The study found that under moderate to severe warming, the emissions from wetlands, regardless of size, will increase by 2 to 3 times, respectively.

If that happens, wetlands would be adding extra blankets of methane just as humans stop adding blankets, counteracting any gains made. This points to a need to cut more methane emissions than previously planned to keep temperatures down and meet the current climate mitigation targets to keep the world from warming more than 2 degrees.

Finally, this study also has implications for wetland management. Methane isn’t the only greenhouse gas that wetlands have a role in. The conditions in wetlands that lead to methane production are also good at removing and storing carbon dioxide from the atmosphere.

The “how” is a complex interaction between living things and chemical processes but ultimately carbon dioxide is taken from the air via photosynthesis, turned into living plants that die, decompose and form organic soils. These soils take a very long time to develop so the older a wetland, the more carbon it stores.

And wetlands store quite a lot of carbon. Scientists estimate that despite wetlands only covering a small percent of the earth’s surface, up to half of all the organic carbon stored in terrestrial soils is found in wetlands.

The methane released by old wetlands is in equilibrium with the atmosphere—that is, they produce methane at the same rate it is breaking down—but removal of carbon dioxide is continuous. That means that in the long run, wetlands have a net cooling effect on climate, like automatically removing one blanket every so many years.

Draining wetlands might seem like a great way to prevent the increase in natural methane emissions this study showed would occur with a warming climate. However, wetlands that have been drained don’t function ecologically so they can no longer remove carbon dioxide from the atmosphere.

“What’s worse,” said Bansal, “Is that when the organic soils found in wetlands dry out, they break down and rapidly release all the carbon dioxide back into the atmosphere that was removed and stored over centuries, even millennia.”

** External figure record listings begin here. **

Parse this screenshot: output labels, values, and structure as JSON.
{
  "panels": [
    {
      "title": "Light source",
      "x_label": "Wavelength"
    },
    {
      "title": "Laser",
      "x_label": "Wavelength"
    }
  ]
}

Innumerable blankets that had been removed would be back in warming action.

Similarly, based off the results of this study, restoring wetlands might seem bad for the climate, said Bansal.

Remote image Url
A wetland in the distance with grassy vegetation in the foreground
Small wetlands in the Prairie Pothole Region emitted comparatively small amounts of methane but restoring these wetlands provides big benefits like habitat for wildlife. This region in particular provides important habitat for waterfowl.

In fact, it’s not that simple. Small wetlands—those less than 1 acre (0.5 hectares)—emitted comparatively small amounts of methane and restoring these wetlands brings big benefits. They provide habitat for wildlife and remove excess nutrients from water bodies. They can even help nearby communities by providing ecosystem services like flood protection.

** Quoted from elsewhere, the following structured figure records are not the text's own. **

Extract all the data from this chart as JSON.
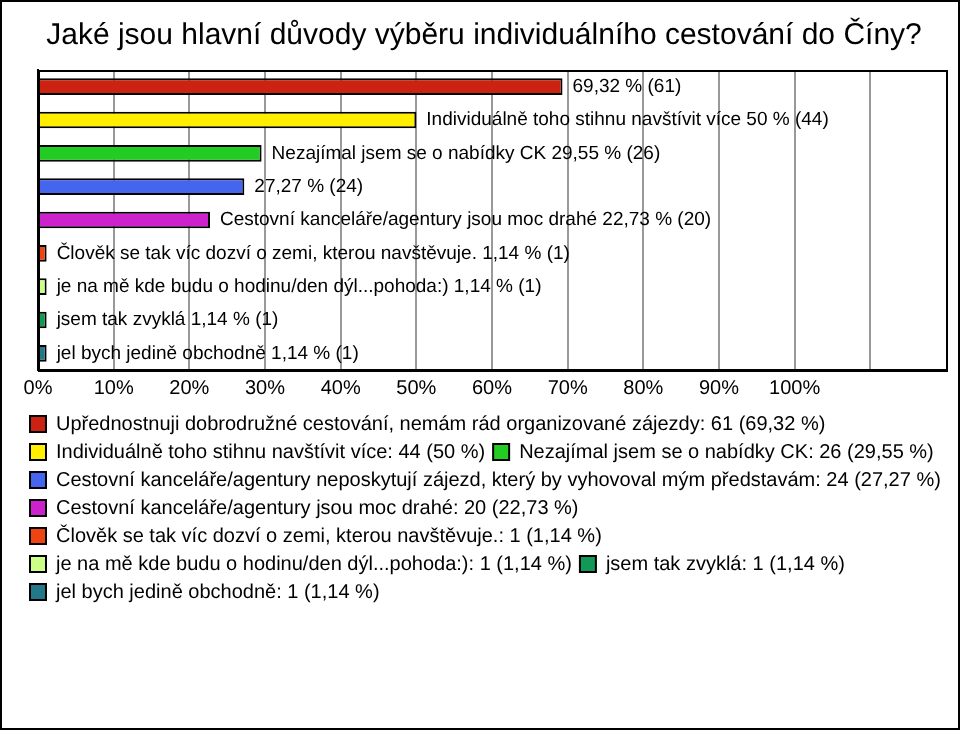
{
  "chart_data": {
    "type": "bar",
    "orientation": "horizontal",
    "title": "Jaké jsou hlavní důvody výběru individuálního cestování do Číny?",
    "categories": [
      null,
      null,
      null,
      null,
      null,
      null,
      null,
      null,
      null
    ],
    "series": [
      {
        "name": "Upřednostnuji dobrodružné cestování, nemám rád organizované zájezdy: 61 (69,32 %)",
        "color": "#cc2211",
        "values": [
          69.32,
          null,
          null,
          null,
          null,
          null,
          null,
          null,
          null
        ],
        "value_labels": [
          "69,32 % (61)",
          null,
          null,
          null,
          null,
          null,
          null,
          null,
          null
        ]
      },
      {
        "name": "Individuálně toho stihnu navštívit více: 44 (50 %)",
        "color": "#ffee00",
        "values": [
          null,
          50,
          null,
          null,
          null,
          null,
          null,
          null,
          null
        ],
        "value_labels": [
          null,
          "Individuálně toho stihnu navštívit více 50 % (44)",
          null,
          null,
          null,
          null,
          null,
          null,
          null
        ]
      },
      {
        "name": "Nezajímal jsem se o nabídky CK: 26 (29,55 %)",
        "color": "#22cc22",
        "values": [
          null,
          null,
          29.55,
          null,
          null,
          null,
          null,
          null,
          null
        ],
        "value_labels": [
          null,
          null,
          "Nezajímal jsem se o nabídky CK 29,55 % (26)",
          null,
          null,
          null,
          null,
          null,
          null
        ]
      },
      {
        "name": "Cestovní kanceláře/agentury neposkytují zájezd, který by vyhovoval mým představám: 24 (27,27 %)",
        "color": "#4466ee",
        "values": [
          null,
          null,
          null,
          27.27,
          null,
          null,
          null,
          null,
          null
        ],
        "value_labels": [
          null,
          null,
          null,
          "27,27 % (24)",
          null,
          null,
          null,
          null,
          null
        ]
      },
      {
        "name": "Cestovní kanceláře/agentury jsou moc drahé: 20 (22,73 %)",
        "color": "#cc22cc",
        "values": [
          null,
          null,
          null,
          null,
          22.73,
          null,
          null,
          null,
          null
        ],
        "value_labels": [
          null,
          null,
          null,
          null,
          "Cestovní kanceláře/agentury jsou moc drahé 22,73 % (20)",
          null,
          null,
          null,
          null
        ]
      },
      {
        "name": "Člověk se tak víc dozví o zemi, kterou navštěvuje.: 1 (1,14 %)",
        "color": "#ee4411",
        "values": [
          null,
          null,
          null,
          null,
          null,
          1.14,
          null,
          null,
          null
        ],
        "value_labels": [
          null,
          null,
          null,
          null,
          null,
          "Člověk se tak víc dozví o zemi, kterou navštěvuje. 1,14 % (1)",
          null,
          null,
          null
        ]
      },
      {
        "name": "je na mě kde budu o hodinu/den dýl...pohoda:): 1 (1,14 %)",
        "color": "#ccff88",
        "values": [
          null,
          null,
          null,
          null,
          null,
          null,
          1.14,
          null,
          null
        ],
        "value_labels": [
          null,
          null,
          null,
          null,
          null,
          null,
          "je na mě kde budu o hodinu/den dýl...pohoda:) 1,14 % (1)",
          null,
          null
        ]
      },
      {
        "name": "jsem tak zvyklá: 1 (1,14 %)",
        "color": "#119955",
        "values": [
          null,
          null,
          null,
          null,
          null,
          null,
          null,
          1.14,
          null
        ],
        "value_labels": [
          null,
          null,
          null,
          null,
          null,
          null,
          null,
          "jsem tak zvyklá 1,14 % (1)",
          null
        ]
      },
      {
        "name": "jel bych jedině obchodně: 1 (1,14 %)",
        "color": "#227788",
        "values": [
          null,
          null,
          null,
          null,
          null,
          null,
          null,
          null,
          1.14
        ],
        "value_labels": [
          null,
          null,
          null,
          null,
          null,
          null,
          null,
          null,
          "jel bych jedině obchodně 1,14 % (1)"
        ]
      }
    ],
    "xlim": [
      0,
      120
    ],
    "xticks": [
      {
        "value": 0,
        "label": "0%"
      },
      {
        "value": 10,
        "label": "10%"
      },
      {
        "value": 20,
        "label": "20%"
      },
      {
        "value": 30,
        "label": "30%"
      },
      {
        "value": 40,
        "label": "40%"
      },
      {
        "value": 50,
        "label": "50%"
      },
      {
        "value": 60,
        "label": "60%"
      },
      {
        "value": 70,
        "label": "70%"
      },
      {
        "value": 80,
        "label": "80%"
      },
      {
        "value": 90,
        "label": "90%"
      },
      {
        "value": 100,
        "label": "100%"
      },
      {
        "value": 110,
        "label": null
      }
    ],
    "grid": "x",
    "legend": "bottom",
    "tick_labels": "x"
  }
}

In the region where the study was conducted, small wetlands make up the majority of wetlands in need of restoration. So the net benefits from wetland restoration in this region would likely outweigh the negative impacts of extra methane emissions.

Even large-scale wetland restoration provides many benefits to people such that those benefits may outweigh the concerns about methane emissions, as long as those emissions in are accounted for in climate mitigation planning.

This study focused on methane, but carbon dioxide and nitrous oxide are also greenhouse gases captured or released by wetlands. Future USGS research on these two additional greenhouse gases will help to understand the complete picture of how wetlands contribute to or alleviate climate change.

It could also uncover which types of wetlands are the most beneficial to mitigating climate change by emitting the least greenhouse gases while capturing the most carbon dioxide.

For now, this study makes it clear that climate change mitigation strategies to reduce greenhouse gases must consider natural sources and how climate warming will affect their emissions. The USGS is committed to understanding sources of natural greenhouse gas emissions and conducts science to inform natural resources management and climate mitigation strategies.